Les policiers sont comme les médecins, formés pour répondre à des situations de détresse et d’urgence ils sont animés d’une vocation qui les a fait choisir cet engagement au service des autres et de la société, ils sont confrontés à des cas reflétant des errements de comportements et leurs conséquences tant sur les corps que les âmes ou la société. Ils sont appelés quand cela ne va pas et non quand tout va bien. On attend d’eux qu’ils posent un diagnostic de situation et proposent des solutions en application du principe que le remède ne doit pas être pire que le mal.

Pendant longtemps les médecins ont été formés dans la désaffectation par rapport aux patients. Il leur était demandé de connaitre le fonctionnement du corps humain, d’identifier les problèmes de celui-ci et de les résoudre par des prescriptions idoines ou des gestes techniques, chirurgicaux essentiellement. La douleur physique ou psychologique sans parler de la mort a longtemps été les grandes absentes de leur formation. La douleur était un marqueur qui avait son utilité, la mort signifiait un échec donc il convenait de se désintéresser. Et puis la société et les patients ont changé. Le traitement de la douleur a progressé de façon spectaculaire la morphine et ses dérivés n’ont plus été vus comme des drogues dont il fallait se dispenser, mais comme des antalgiques dont l’usage est laissé, via une pompe, à la libre discrétion des patients. Quant à la mort les unités de soins palliatifs ont démontré leur utilité tant pour le patient que ses proches, on ne guérit pas de la mort, mais on la gère. A tout cela les médecins ont été formés, et cela ne s’est pas fait en un jour, et il reste encore des progrès à faire, mais la profession a su s’engager dans cette voie.

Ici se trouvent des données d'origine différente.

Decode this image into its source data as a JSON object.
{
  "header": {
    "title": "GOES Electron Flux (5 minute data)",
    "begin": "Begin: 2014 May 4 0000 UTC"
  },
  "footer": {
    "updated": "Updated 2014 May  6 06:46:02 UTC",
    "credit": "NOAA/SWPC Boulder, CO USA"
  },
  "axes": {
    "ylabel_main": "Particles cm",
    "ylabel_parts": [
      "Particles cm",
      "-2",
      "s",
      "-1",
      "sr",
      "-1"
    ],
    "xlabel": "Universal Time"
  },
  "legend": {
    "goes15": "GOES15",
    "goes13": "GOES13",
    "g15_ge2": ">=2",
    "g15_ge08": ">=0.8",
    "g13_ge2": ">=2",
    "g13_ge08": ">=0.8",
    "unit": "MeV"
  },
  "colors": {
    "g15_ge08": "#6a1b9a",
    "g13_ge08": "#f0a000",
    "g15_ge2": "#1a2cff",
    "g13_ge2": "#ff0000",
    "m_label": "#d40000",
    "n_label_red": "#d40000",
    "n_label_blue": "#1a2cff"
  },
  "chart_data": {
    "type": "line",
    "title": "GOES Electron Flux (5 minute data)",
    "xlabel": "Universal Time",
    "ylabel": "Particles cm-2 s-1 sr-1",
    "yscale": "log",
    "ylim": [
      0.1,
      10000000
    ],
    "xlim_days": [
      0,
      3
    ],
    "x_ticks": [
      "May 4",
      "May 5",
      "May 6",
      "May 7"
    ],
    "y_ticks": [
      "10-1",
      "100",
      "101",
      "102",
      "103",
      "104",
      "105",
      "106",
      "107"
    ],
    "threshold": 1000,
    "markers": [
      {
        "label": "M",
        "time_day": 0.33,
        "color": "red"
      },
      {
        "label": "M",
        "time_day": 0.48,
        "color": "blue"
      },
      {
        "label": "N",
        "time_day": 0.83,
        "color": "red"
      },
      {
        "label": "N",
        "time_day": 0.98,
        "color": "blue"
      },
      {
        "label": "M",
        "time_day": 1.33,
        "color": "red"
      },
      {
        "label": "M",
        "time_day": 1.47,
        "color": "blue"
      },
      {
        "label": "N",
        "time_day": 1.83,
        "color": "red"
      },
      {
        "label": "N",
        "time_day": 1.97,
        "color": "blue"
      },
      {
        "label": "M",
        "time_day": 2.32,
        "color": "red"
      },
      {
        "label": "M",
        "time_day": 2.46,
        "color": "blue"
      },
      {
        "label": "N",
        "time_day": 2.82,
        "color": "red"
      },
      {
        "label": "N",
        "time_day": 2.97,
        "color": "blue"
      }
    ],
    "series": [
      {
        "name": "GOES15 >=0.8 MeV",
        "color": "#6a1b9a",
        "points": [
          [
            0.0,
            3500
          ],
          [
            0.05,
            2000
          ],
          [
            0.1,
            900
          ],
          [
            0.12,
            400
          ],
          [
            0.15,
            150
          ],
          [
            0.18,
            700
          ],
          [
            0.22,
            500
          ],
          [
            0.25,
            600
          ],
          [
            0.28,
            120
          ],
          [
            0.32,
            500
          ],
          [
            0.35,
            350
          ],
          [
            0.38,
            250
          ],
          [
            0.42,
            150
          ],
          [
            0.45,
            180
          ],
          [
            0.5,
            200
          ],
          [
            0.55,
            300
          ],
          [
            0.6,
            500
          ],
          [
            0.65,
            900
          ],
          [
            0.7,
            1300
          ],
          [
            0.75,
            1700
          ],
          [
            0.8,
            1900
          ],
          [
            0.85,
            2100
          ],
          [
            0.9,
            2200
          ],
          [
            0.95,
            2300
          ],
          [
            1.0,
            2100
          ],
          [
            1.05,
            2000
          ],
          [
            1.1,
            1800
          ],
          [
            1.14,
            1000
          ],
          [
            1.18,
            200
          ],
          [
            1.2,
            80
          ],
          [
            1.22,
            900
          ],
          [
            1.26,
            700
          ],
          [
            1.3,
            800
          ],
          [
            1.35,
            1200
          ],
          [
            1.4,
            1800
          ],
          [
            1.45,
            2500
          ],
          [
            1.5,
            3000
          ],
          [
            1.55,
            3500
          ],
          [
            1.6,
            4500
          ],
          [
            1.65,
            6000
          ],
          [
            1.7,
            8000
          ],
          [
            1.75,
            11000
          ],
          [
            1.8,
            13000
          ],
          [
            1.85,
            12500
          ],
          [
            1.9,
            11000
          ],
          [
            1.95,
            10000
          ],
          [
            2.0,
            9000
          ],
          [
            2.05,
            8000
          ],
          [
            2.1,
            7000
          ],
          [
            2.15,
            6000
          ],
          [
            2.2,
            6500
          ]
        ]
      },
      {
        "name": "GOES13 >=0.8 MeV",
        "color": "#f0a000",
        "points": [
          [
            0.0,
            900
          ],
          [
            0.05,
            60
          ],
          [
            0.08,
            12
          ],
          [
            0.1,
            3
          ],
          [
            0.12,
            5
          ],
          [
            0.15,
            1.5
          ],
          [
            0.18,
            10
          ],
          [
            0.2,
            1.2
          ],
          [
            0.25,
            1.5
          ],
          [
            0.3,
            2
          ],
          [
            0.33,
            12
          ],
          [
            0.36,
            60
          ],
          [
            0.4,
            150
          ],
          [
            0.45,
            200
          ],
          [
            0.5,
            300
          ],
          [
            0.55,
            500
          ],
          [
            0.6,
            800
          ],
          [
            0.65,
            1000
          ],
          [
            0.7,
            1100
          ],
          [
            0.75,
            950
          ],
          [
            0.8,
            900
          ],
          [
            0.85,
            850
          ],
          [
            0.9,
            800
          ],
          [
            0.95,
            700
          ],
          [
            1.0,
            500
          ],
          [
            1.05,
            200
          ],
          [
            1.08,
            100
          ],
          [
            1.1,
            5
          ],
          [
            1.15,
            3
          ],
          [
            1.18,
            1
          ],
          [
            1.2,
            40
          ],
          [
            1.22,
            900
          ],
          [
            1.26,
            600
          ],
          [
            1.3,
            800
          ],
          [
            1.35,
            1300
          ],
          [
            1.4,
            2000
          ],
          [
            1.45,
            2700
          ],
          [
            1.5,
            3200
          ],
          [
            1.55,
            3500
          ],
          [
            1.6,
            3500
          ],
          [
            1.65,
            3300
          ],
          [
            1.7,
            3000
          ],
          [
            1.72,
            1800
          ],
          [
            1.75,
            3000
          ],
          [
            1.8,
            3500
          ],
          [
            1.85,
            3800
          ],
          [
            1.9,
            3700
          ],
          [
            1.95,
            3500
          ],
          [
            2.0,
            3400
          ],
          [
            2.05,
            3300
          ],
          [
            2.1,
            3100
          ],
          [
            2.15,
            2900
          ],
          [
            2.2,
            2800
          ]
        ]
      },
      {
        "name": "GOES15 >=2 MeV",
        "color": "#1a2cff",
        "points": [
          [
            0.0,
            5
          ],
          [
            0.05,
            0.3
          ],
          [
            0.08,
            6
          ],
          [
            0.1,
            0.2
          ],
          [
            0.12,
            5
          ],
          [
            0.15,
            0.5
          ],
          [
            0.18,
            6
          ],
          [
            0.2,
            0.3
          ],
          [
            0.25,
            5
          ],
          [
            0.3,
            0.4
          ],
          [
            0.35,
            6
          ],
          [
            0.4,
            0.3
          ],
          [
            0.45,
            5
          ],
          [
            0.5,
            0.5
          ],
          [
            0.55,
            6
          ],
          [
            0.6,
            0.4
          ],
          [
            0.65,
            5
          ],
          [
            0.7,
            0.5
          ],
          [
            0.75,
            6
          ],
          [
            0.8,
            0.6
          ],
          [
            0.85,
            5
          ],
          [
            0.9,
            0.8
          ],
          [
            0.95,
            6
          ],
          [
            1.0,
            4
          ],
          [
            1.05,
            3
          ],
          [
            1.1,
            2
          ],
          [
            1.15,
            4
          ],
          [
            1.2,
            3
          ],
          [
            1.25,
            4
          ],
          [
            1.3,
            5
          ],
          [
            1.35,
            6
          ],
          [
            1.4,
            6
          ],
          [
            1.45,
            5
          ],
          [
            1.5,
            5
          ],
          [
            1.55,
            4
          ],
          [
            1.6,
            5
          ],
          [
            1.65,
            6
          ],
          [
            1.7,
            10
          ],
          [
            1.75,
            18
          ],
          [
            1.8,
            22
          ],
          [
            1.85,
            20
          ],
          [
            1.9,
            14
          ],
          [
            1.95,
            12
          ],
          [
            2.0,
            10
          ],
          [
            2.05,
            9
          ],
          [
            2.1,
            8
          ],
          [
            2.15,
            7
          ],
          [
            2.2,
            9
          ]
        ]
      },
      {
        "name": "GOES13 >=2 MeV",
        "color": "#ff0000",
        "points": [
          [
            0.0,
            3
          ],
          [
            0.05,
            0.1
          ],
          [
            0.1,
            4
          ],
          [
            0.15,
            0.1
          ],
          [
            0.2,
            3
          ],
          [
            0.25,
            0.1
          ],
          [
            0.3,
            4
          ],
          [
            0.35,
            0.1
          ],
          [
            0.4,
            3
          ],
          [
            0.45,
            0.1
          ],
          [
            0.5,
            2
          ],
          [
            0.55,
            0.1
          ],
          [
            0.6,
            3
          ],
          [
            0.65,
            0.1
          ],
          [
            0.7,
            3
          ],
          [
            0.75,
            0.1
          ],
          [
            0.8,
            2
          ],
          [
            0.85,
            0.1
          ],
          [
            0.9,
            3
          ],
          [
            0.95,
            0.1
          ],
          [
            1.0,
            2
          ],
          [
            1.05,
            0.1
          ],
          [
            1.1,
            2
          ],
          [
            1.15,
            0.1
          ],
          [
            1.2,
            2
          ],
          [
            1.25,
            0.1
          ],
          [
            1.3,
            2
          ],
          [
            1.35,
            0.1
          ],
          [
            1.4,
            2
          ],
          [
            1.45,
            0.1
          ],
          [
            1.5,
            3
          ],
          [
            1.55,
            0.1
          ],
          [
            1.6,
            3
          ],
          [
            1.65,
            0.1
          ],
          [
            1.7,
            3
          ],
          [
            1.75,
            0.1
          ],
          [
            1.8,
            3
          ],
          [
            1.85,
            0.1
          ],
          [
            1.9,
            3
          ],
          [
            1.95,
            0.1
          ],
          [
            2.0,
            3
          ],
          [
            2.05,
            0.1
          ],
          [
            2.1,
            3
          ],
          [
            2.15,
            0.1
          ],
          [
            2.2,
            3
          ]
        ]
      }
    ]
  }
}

Les policiers sont à leur manière des médecins qui n’ont pas encore été formés à identifier et maitriser les nombreuses pathologies comportementales qui ont été identifiées dans nos sociétés. Les réseaux sociaux, la diversité ethnique, une évolution de l’expression populaire, une modification des rapports à l’autorité, aux gouvernants et au politique, les attentes éthiques…autant de phénomènes de société qui nécessitent une réelle formation pour les appréhender, ce qui est le travail des politiques – et parfois ils n’y arrivent eux-mêmes pas – et traiter leurs débordements hors-la-loi au sens littéral et non polémique du terme, ce qui est le travail des forces de l’ordre. Introduire dans la formation des policiers plus de temps pour mieux cerner leur environnement, sociétal comme humain, et développer une éthique qui dépasse la simple mission de faire respecter le droit est une véritable nécessité.

Il n’appartient peut-être pas aux seules écoles de formation des policiers, de tous grades, de réaliser ce travail et il serait peut-être bon d’y associer encore plus et pour des cycles plus approfondis tout un panel d’acteurs de la société la formation des forces de l’ordre réponde réellement aux attentes d’une société qui souhaite évoluer dans un environnement sécurisé et pacifié. Ils pourraient aussi être associés aux investigations menées par les Inspection Générale en charge de ces questions. En somme que les « bœufs/carottes » ancienne mode soient assaisonnés des saveurs d’aujourd’hui cela ne peut que rendre les choses plus digestes.

Les manifestations qui se sont déroulées samedi 28 novembre témoignent d’une aspiration pour défendre des libertés que trop aisément on croit menacées, mais aussi de la réalité d’une violence sociale qui est tout aussi dangereuse pour notre société. Qu’une quarantaine de policiers soient blessés, parfois gravement, par des « black bloc » qui dégradent aussi allégrement la voie publique et mobiliers urbains et voitures me semblent légitimer des manifestations de soutien de même nature que celles nées du tabassage d’un producteur de musique par quatre excités malheureusement en uniformes. Certaines violences policières ne sont au fond que des faits divers et non des faits institutionnels ou de société, il faudrait peut-être le dire et les sanctionner comme telles cela sera déjà bien.